I attended a forum last week entitled “Is there certainty beyond science?”. As one of the speakers pointed out, perhaps a useful starting question would be, “Is there certainty within science?”, but the title did raise some interesting questions about what we mean by the words “certainty” and “science”.
Certainly (see what I did there?) there seems to be a common assumption that science at least aims to find certainty in the midst of confusion. The general perception is that science rigorously follows a trail of evidence to reach conclusions which can be claimed with a high degree of confidence. And there are even mechanisms to try and assess the degree of uncertainty in a given scientific theorem (although the willingness of adherents to acknowledge that uncertainty may be somewhat hit-and-miss).

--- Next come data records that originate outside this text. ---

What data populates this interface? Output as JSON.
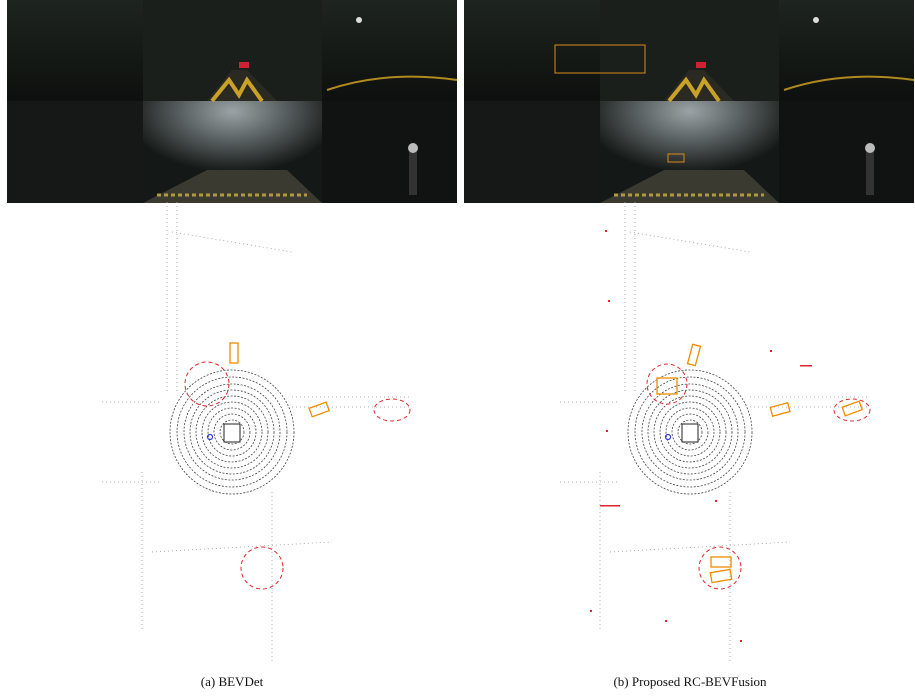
{
  "panels": [
    {
      "caption": "(a) BEVDet"
    },
    {
      "caption": "(b) Proposed RC-BEVFusion"
    }
  ]
}
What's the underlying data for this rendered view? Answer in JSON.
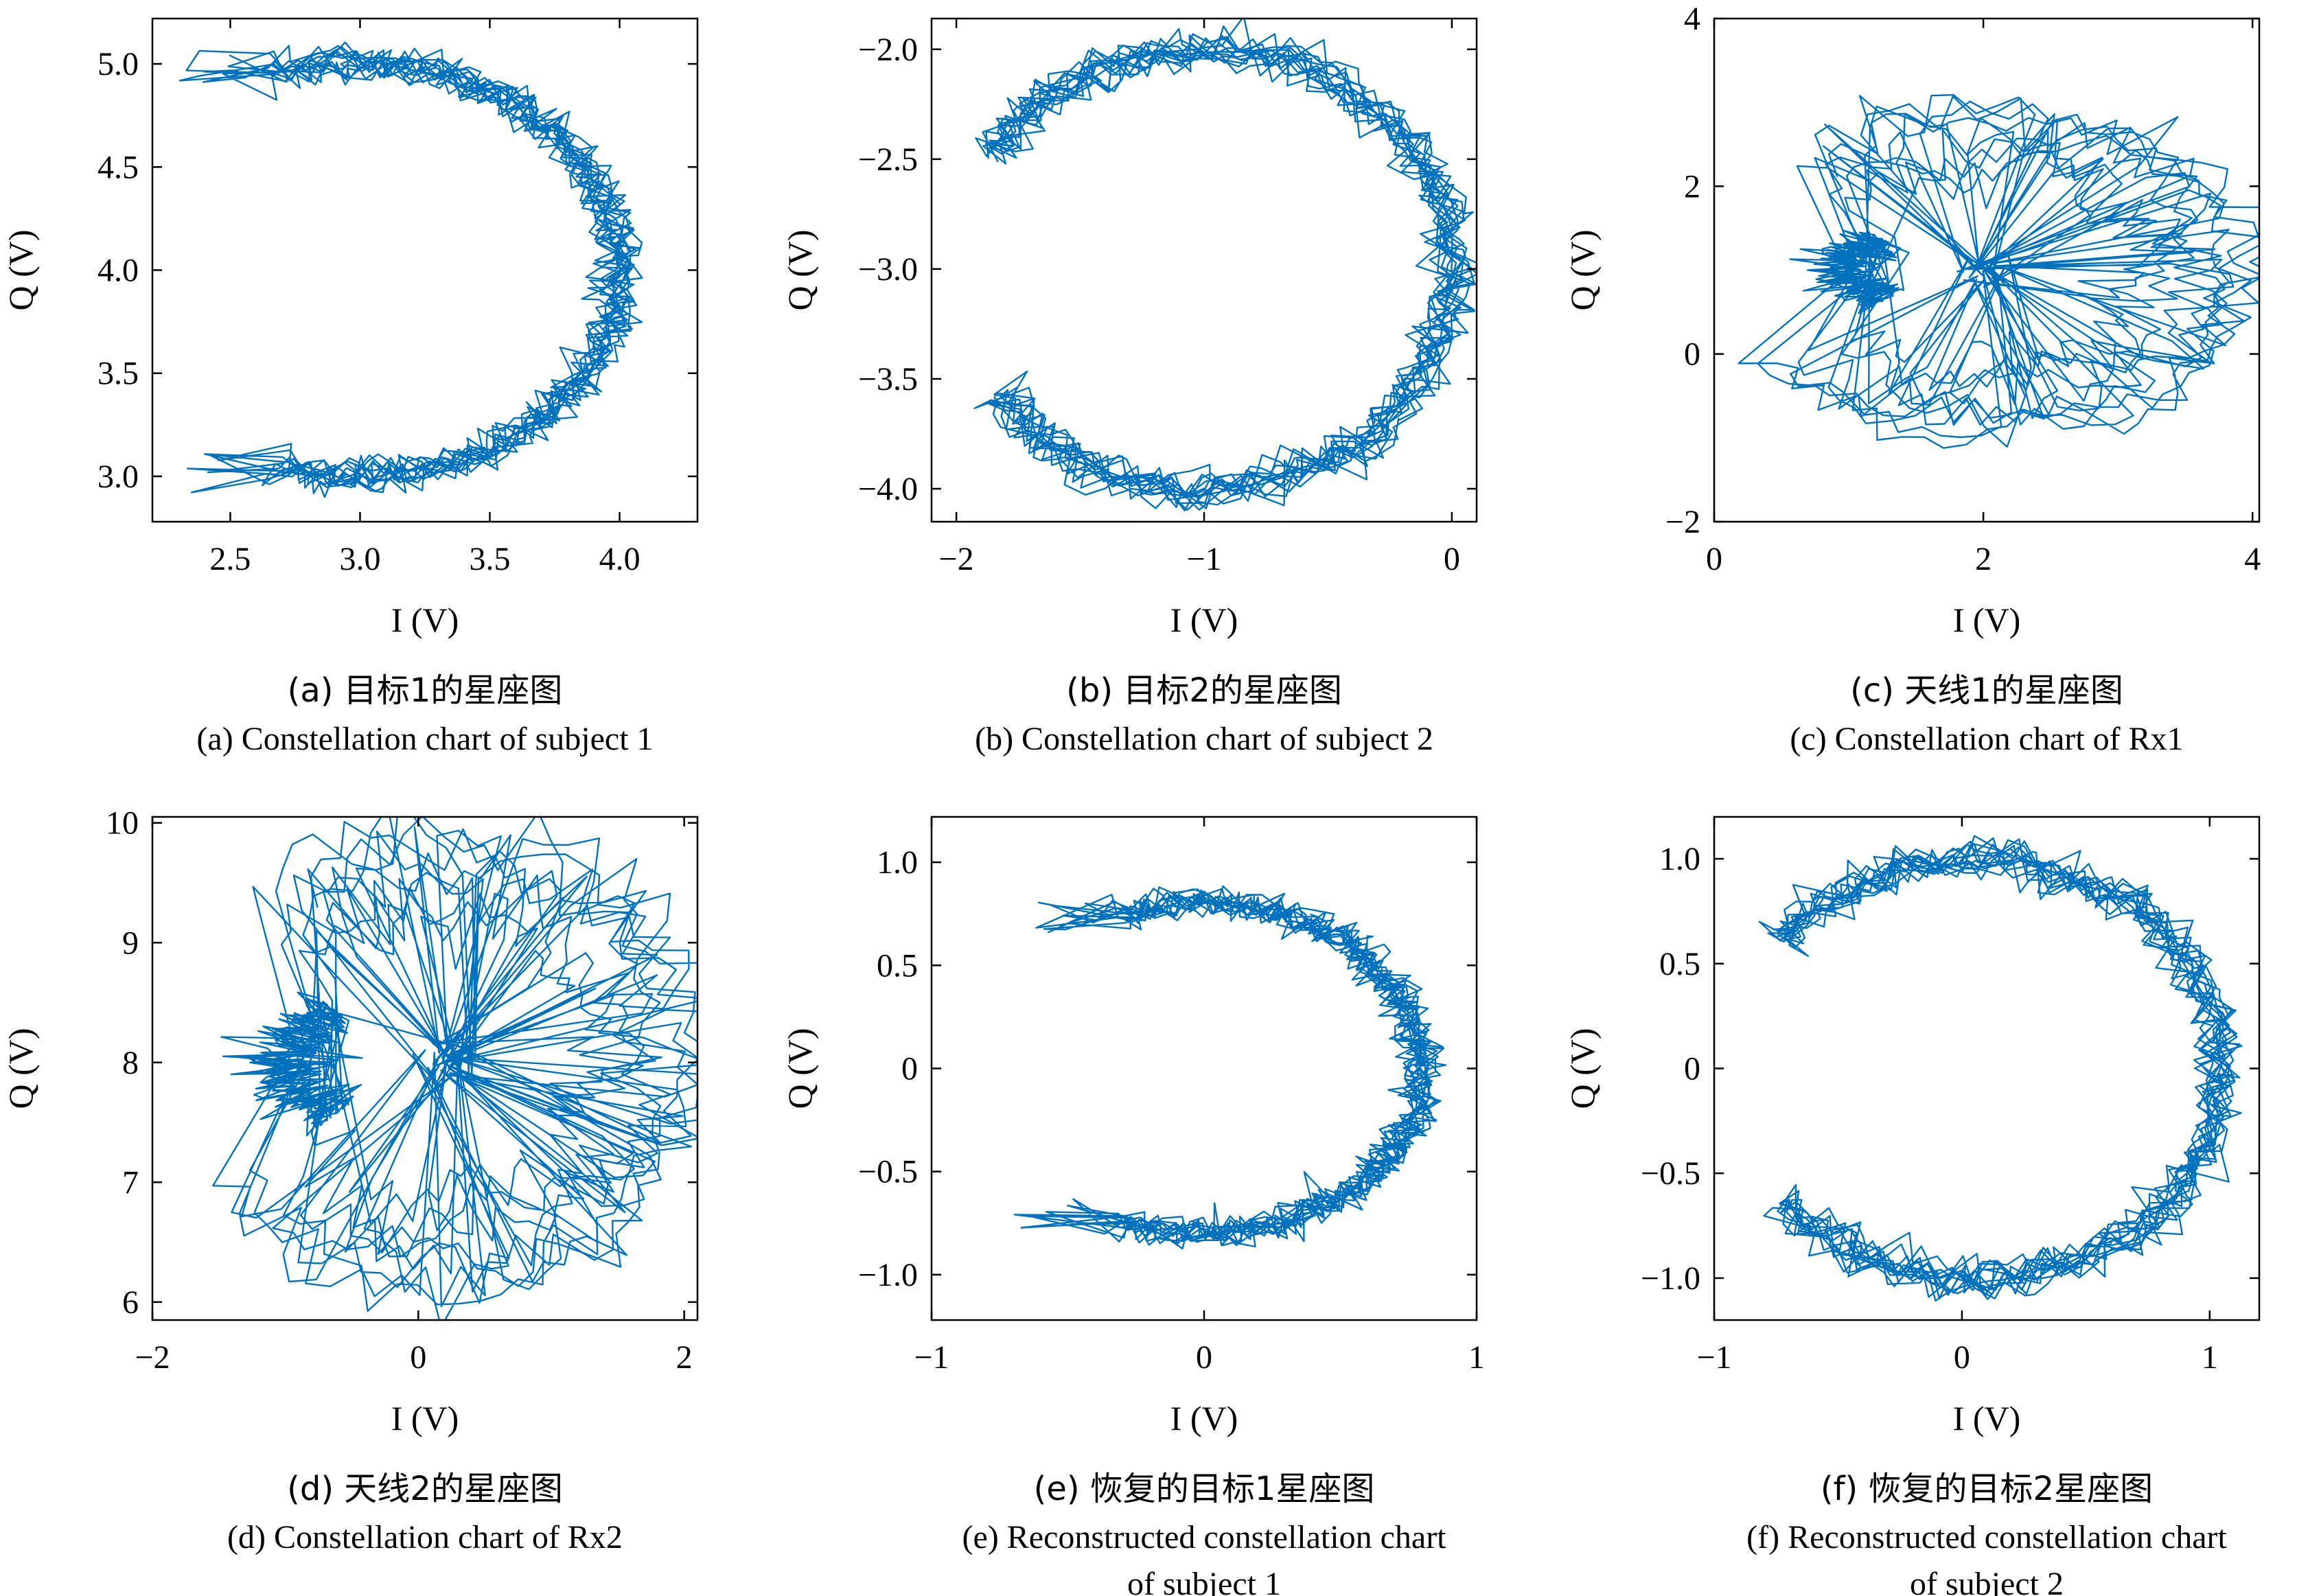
{
  "chart_data": [
    {
      "id": "a",
      "type": "line",
      "xlabel": "I (V)",
      "ylabel": "Q (V)",
      "xlim": [
        2.2,
        4.3
      ],
      "ylim": [
        2.78,
        5.22
      ],
      "xticks": [
        2.5,
        3.0,
        3.5,
        4.0
      ],
      "xtick_labels": [
        "2.5",
        "3.0",
        "3.5",
        "4.0"
      ],
      "yticks": [
        3.0,
        3.5,
        4.0,
        4.5,
        5.0
      ],
      "ytick_labels": [
        "3.0",
        "3.5",
        "4.0",
        "4.5",
        "5.0"
      ],
      "caption_cn": "(a) 目标1的星座图",
      "caption_en": [
        "(a) Constellation chart of subject 1"
      ],
      "series_color": "#0072BD",
      "trace": {
        "kind": "arc",
        "center": [
          3.0,
          4.0
        ],
        "radius": 1.0,
        "angle_range_deg": [
          108,
          -108
        ],
        "noise": 0.045,
        "end_extension": 0.45,
        "passes": 14
      }
    },
    {
      "id": "b",
      "type": "line",
      "xlabel": "I (V)",
      "ylabel": "Q (V)",
      "xlim": [
        -2.1,
        0.1
      ],
      "ylim": [
        -4.15,
        -1.86
      ],
      "xticks": [
        -2,
        -1,
        0
      ],
      "xtick_labels": [
        "−2",
        "−1",
        "0"
      ],
      "yticks": [
        -4.0,
        -3.5,
        -3.0,
        -2.5,
        -2.0
      ],
      "ytick_labels": [
        "−4.0",
        "−3.5",
        "−3.0",
        "−2.5",
        "−2.0"
      ],
      "caption_cn": "(b) 目标2的星座图",
      "caption_en": [
        "(b) Constellation chart of subject 2"
      ],
      "series_color": "#0072BD",
      "trace": {
        "kind": "arc",
        "center": [
          -1.0,
          -3.0
        ],
        "radius": 1.0,
        "angle_range_deg": [
          148,
          -145
        ],
        "noise": 0.05,
        "end_extension": 0.0,
        "passes": 14
      }
    },
    {
      "id": "c",
      "type": "line",
      "xlabel": "I (V)",
      "ylabel": "Q (V)",
      "xlim": [
        0,
        4.05
      ],
      "ylim": [
        -2,
        4
      ],
      "xticks": [
        0,
        2,
        4
      ],
      "xtick_labels": [
        "0",
        "2",
        "4"
      ],
      "yticks": [
        -2,
        0,
        2,
        4
      ],
      "ytick_labels": [
        "−2",
        "0",
        "2",
        "4"
      ],
      "caption_cn": "(c) 天线1的星座图",
      "caption_en": [
        "(c) Constellation chart of Rx1"
      ],
      "series_color": "#0072BD",
      "trace": {
        "kind": "mixture",
        "center": [
          2.0,
          1.0
        ],
        "outer_radius": [
          1.9,
          2.0
        ],
        "inner_radius": 0.75,
        "noise": 0.15,
        "passes": 10
      }
    },
    {
      "id": "d",
      "type": "line",
      "xlabel": "I (V)",
      "ylabel": "Q (V)",
      "xlim": [
        -2.0,
        2.1
      ],
      "ylim": [
        5.85,
        10.05
      ],
      "xticks": [
        -2,
        0,
        2
      ],
      "xtick_labels": [
        "−2",
        "0",
        "2"
      ],
      "yticks": [
        6,
        7,
        8,
        9,
        10
      ],
      "ytick_labels": [
        "6",
        "7",
        "8",
        "9",
        "10"
      ],
      "caption_cn": "(d) 天线2的星座图",
      "caption_en": [
        "(d) Constellation chart of Rx2"
      ],
      "series_color": "#0072BD",
      "trace": {
        "kind": "mixture",
        "center": [
          0.2,
          8.0
        ],
        "outer_radius": [
          1.85,
          2.0
        ],
        "inner_radius": 0.9,
        "noise": 0.18,
        "passes": 10
      }
    },
    {
      "id": "e",
      "type": "line",
      "xlabel": "I (V)",
      "ylabel": "Q (V)",
      "xlim": [
        -1.0,
        1.0
      ],
      "ylim": [
        -1.22,
        1.22
      ],
      "xticks": [
        -1,
        0,
        1
      ],
      "xtick_labels": [
        "−1",
        "0",
        "1"
      ],
      "yticks": [
        -1.0,
        -0.5,
        0,
        0.5,
        1.0
      ],
      "ytick_labels": [
        "−1.0",
        "−0.5",
        "0",
        "0.5",
        "1.0"
      ],
      "caption_cn": "(e) 恢复的目标1星座图",
      "caption_en": [
        "(e) Reconstructed constellation chart",
        "of subject 1"
      ],
      "series_color": "#0072BD",
      "trace": {
        "kind": "arc",
        "center": [
          0.0,
          0.0
        ],
        "radius": 0.8,
        "angle_range_deg": [
          112,
          -112
        ],
        "noise": 0.04,
        "end_extension": 0.4,
        "passes": 14
      }
    },
    {
      "id": "f",
      "type": "line",
      "xlabel": "I (V)",
      "ylabel": "Q (V)",
      "xlim": [
        -1.0,
        1.2
      ],
      "ylim": [
        -1.2,
        1.2
      ],
      "xticks": [
        -1,
        0,
        1
      ],
      "xtick_labels": [
        "−1",
        "0",
        "1"
      ],
      "yticks": [
        -1.0,
        -0.5,
        0,
        0.5,
        1.0
      ],
      "ytick_labels": [
        "−1.0",
        "−0.5",
        "0",
        "0.5",
        "1.0"
      ],
      "caption_cn": "(f) 恢复的目标2星座图",
      "caption_en": [
        "(f) Reconstructed constellation chart",
        "of subject 2"
      ],
      "series_color": "#0072BD",
      "trace": {
        "kind": "arc",
        "center": [
          0.05,
          0.0
        ],
        "radius": 1.0,
        "angle_range_deg": [
          142,
          -140
        ],
        "noise": 0.05,
        "end_extension": 0.0,
        "passes": 14
      }
    }
  ]
}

What is often missing from the conversation is the impact of methodological assumptions on the usefulness of the conclusions which result from a particular methodology. Let’s look at mathematics as an extreme example.
Maths operates within the ultimate abstraction. It is a realm of pure ideas. This has advantages: because the system is entirely conceptual, the laws can be rigorously defined. This allows us to “prove” mathematical theorems by conclusively demonstrating a logical consistency. But to apply a mathematical concept to anything real, we must project from the abstraction back to the real world, where we cannot rigorously define the laws. Some of the projections are useful: arithmetic operations are easily projected onto everyday objects (so “3 bananas + 4 bananas” can easily be understood as seven actual bananas). Some projections are less straightforward: the relationship between a second-order differential equation and the acceleration of a car under constant force is not quite as intuitive.
Science also operates within an abstraction. The realm of science is limited by its methodological assumptions, such as philosophical naturalism and the regularity of nature. These assumptions are useful in that they allow us to limit the potential interactions that we investigate to those which are amenable to the tools of science. In other words, we limit what we will accept as an explanation of phenomena, and this allows us to define our area of investigation. But in making these assumptions, we have created an abstraction of the real world, and it is this abstraction that we investigate rather than the real world itself. As in the case of mathematics, the conclusions may or may not be readily suited to being projected back into our understanding of the real world.
It is worth noting that any of our abstractions are only definable from outside the system. We say that mathematics operates within a logically consistent and rigorously defined framework, but its logical consistency cannot be proven mathematically. (This isn’t a case of “It hasn’t been done yet”, this is a case of “It’s impossible even in principle”). We make a working assumption of methodological naturalism when we engage in scientific research, but we cannot scientifically demonstrate the validity of such an assumption.
Perhaps more interestingly, this also implies that we cannot fully define the operational parameters of the real world from within the system.